Common Causes of Lambda Timeouts
Timeouts are almost always a symptom of something else. The most frequent causes:
Missing connection timeouts on downstream calls. If your function calls an RDS database, external HTTP API, or ElastiCache instance without an explicit connection timeout configured, a hung connection holds the invocation open until Lambda’s timeout fires. Set explicit timeouts on every downstream call — shorter than your Lambda timeout.
Cold start eating into execution time. On a cold start, initialization runs before your handler. If initialization takes 2 seconds and your timeout is 3 seconds, there’s only 1 second left for actual work. Increase the timeout, reduce initialization time, or use Provisioned Concurrency for latency-sensitive functions.
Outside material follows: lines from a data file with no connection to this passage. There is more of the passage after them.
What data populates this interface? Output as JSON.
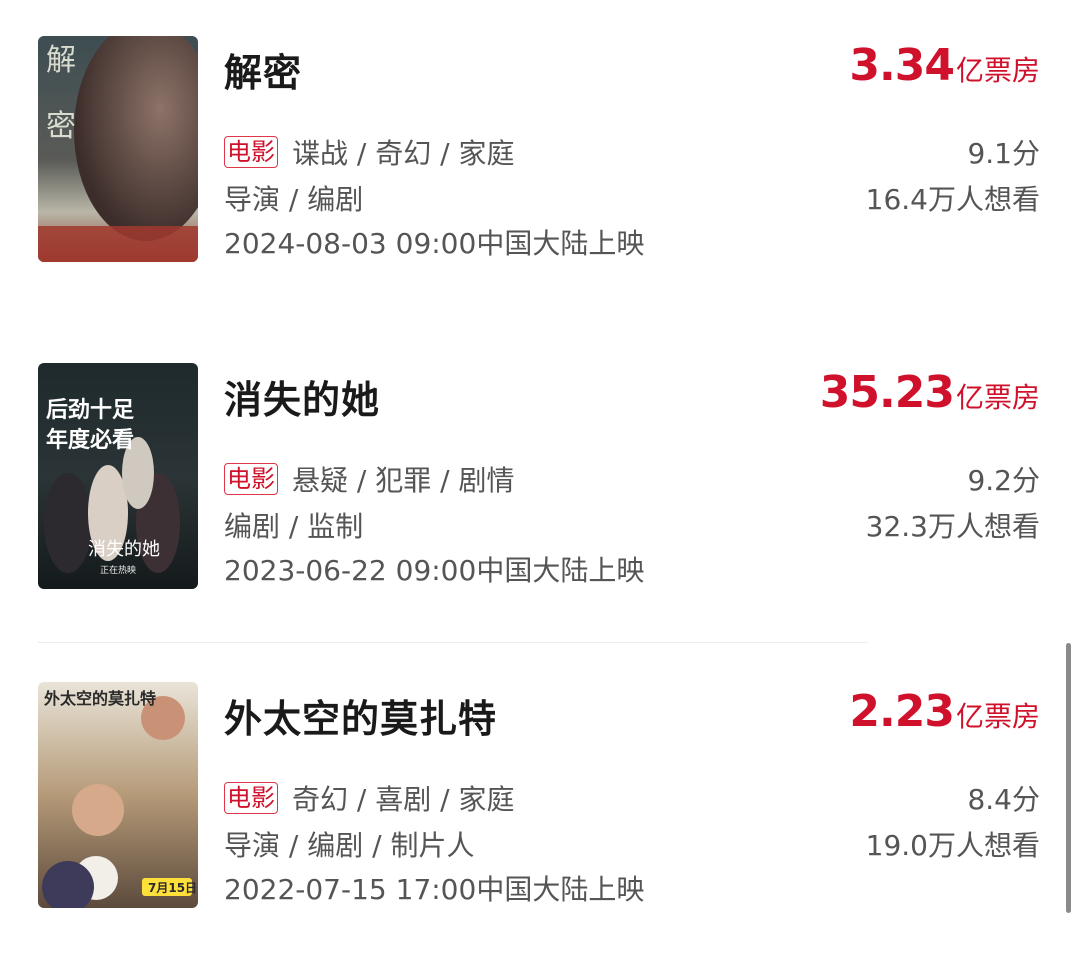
{
  "movies": [
    {
      "title": "解密",
      "box_office_value": "3.34",
      "box_office_unit": "亿票房",
      "badge": "电影",
      "genres": "谍战 / 奇幻 / 家庭",
      "score": "9.1分",
      "roles": "导演 / 编剧",
      "wish": "16.4万人想看",
      "release": "2024-08-03 09:00中国大陆上映",
      "poster_icon": "movie-poster-jiemi",
      "poster_text": [
        "解",
        "密"
      ]
    },
    {
      "title": "消失的她",
      "box_office_value": "35.23",
      "box_office_unit": "亿票房",
      "badge": "电影",
      "genres": "悬疑 / 犯罪 / 剧情",
      "score": "9.2分",
      "roles": "编剧 / 监制",
      "wish": "32.3万人想看",
      "release": "2023-06-22 09:00中国大陆上映",
      "poster_icon": "movie-poster-xiaoshi-de-ta",
      "poster_text": [
        "后劲十足",
        "年度必看",
        "消失的她",
        "正在热映"
      ]
    },
    {
      "title": "外太空的莫扎特",
      "box_office_value": "2.23",
      "box_office_unit": "亿票房",
      "badge": "电影",
      "genres": "奇幻 / 喜剧 / 家庭",
      "score": "8.4分",
      "roles": "导演 / 编剧 / 制片人",
      "wish": "19.0万人想看",
      "release": "2022-07-15 17:00中国大陆上映",
      "poster_icon": "movie-poster-waitaikong-de-mozhate",
      "poster_text": [
        "外太空的莫扎特",
        "7月15日"
      ]
    }
  ],
  "colors": {
    "accent_red": "#d0112b",
    "text_primary": "#1a1a1a",
    "text_secondary": "#555555"
  }
}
Function is doing too much in one invocation. A Lambda function that fetches data, transforms it, writes to S3, and sends an SNS notification will time out under load in ways that a function doing a single one of those things won’t. Break large functions into smaller, focused ones with appropriate timeouts per step.
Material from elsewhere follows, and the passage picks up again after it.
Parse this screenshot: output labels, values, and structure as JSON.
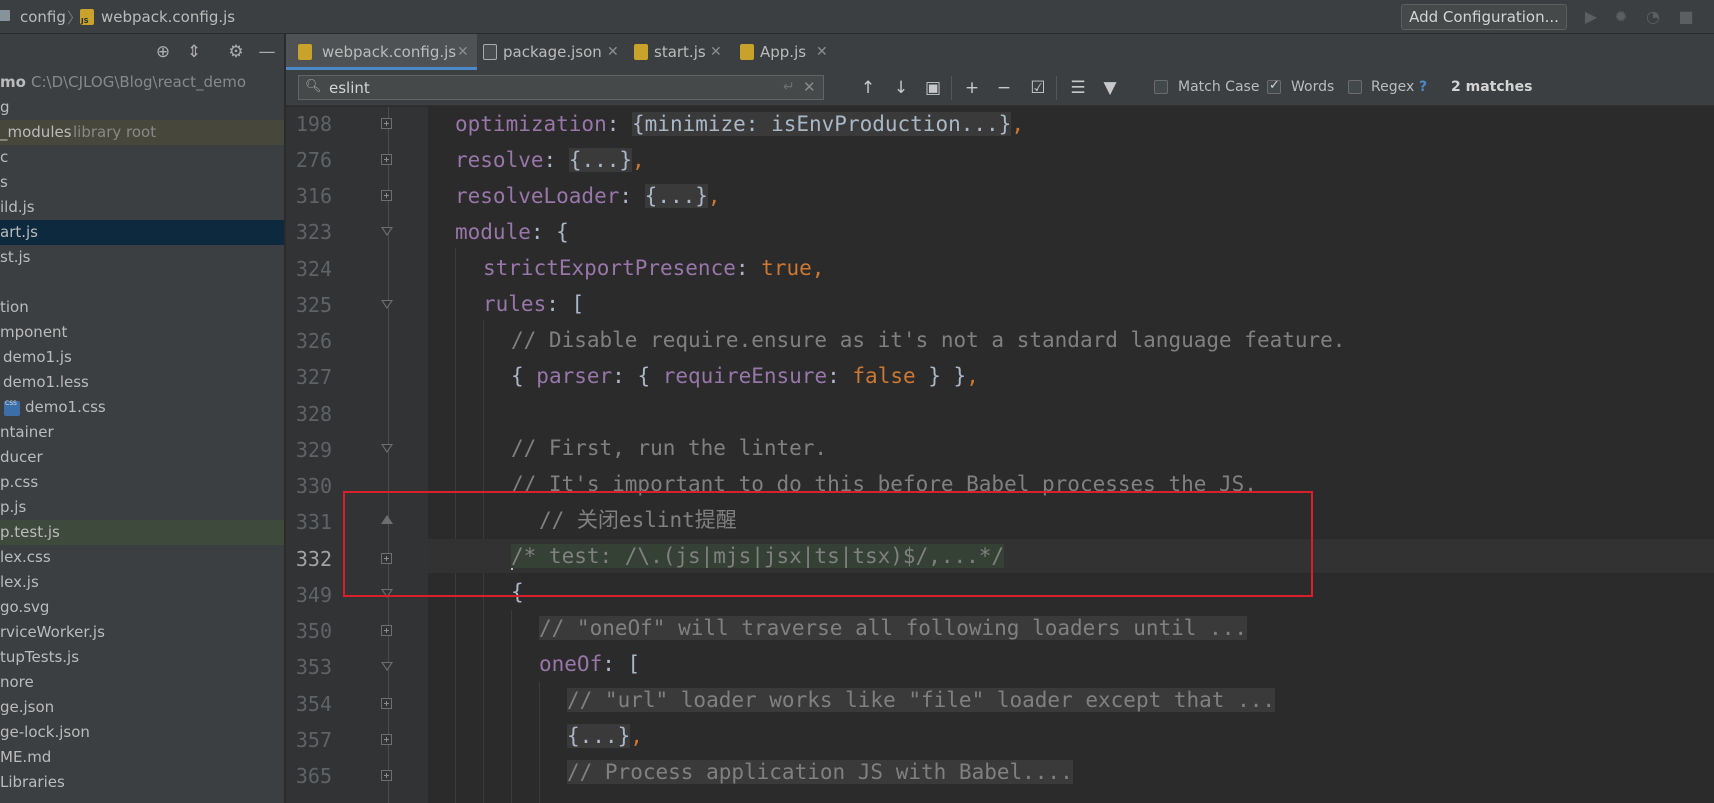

VPC cold starts. Functions running inside a VPC incur additional cold start latency from ENI attachment. If your function is VPC-attached and timeouts only appear on cold start invocations, this is likely a contributing factor.
When CloudWatch Isn’t Enough
CloudWatch gives you the raw ingredients – the log line, the Duration metric, the Errors count. What it doesn’t give you:
- A timeout-specific metric without building a Metric Filter yourself for every function
- The trace that shows which downstream call caused the timeout; you get the total duration, not the breakdown of where time was spent
- Correlated logs and traces in one view; you’re switching between Logs Insights for the log line and a separate tool for any trace data
- Cross-function visibility; if a timeout in Function A caused a cascade into Function B and C, CloudWatch shows three separate error spikes with no connection drawn between them
CubeAPM captures Lambda timeout errors as part of distributed traces. So when a function times out, you can see the full span breakdown of what was running at the time, identify which downstream call was slow, and follow the impact across the rest of the request chain. No Metric Filters to configure and maintain per function, no context-switching between tools, and everything self-hosted inside your own AWS account.
Summary
| What to do | Why |
| Create a CloudWatch Metric Filter on “Task timed out” | Turns the timeout log line into a metric you can alarm on – CloudWatch has no native timeout metric |
| Alarm on timeout count Sum ≥ 1 over 5 minutes | Any timeout in production warrants investigation- zero is the right threshold |
| Alarm on p99 Duration ≥ 80% of your configured timeout | Catches timeouts before they happen, not after |
| Watch AsyncEventAge and DeadLetterErrors for async functions | Async timeouts silently retry and can drop events permanently without a DLQ |
| Set explicit connection timeouts on all downstream calls | Most Lambda timeouts trace back to hung downstream connections, not slow function code |
Disclaimer: Configurations, thresholds, and code examples are for guidance only. Verify against current AWS and OpenTelemetry documentation before applying to production. AWS service details change frequently. CubeAPM references reflect genuine use cases; evaluate all tools against your own requirements.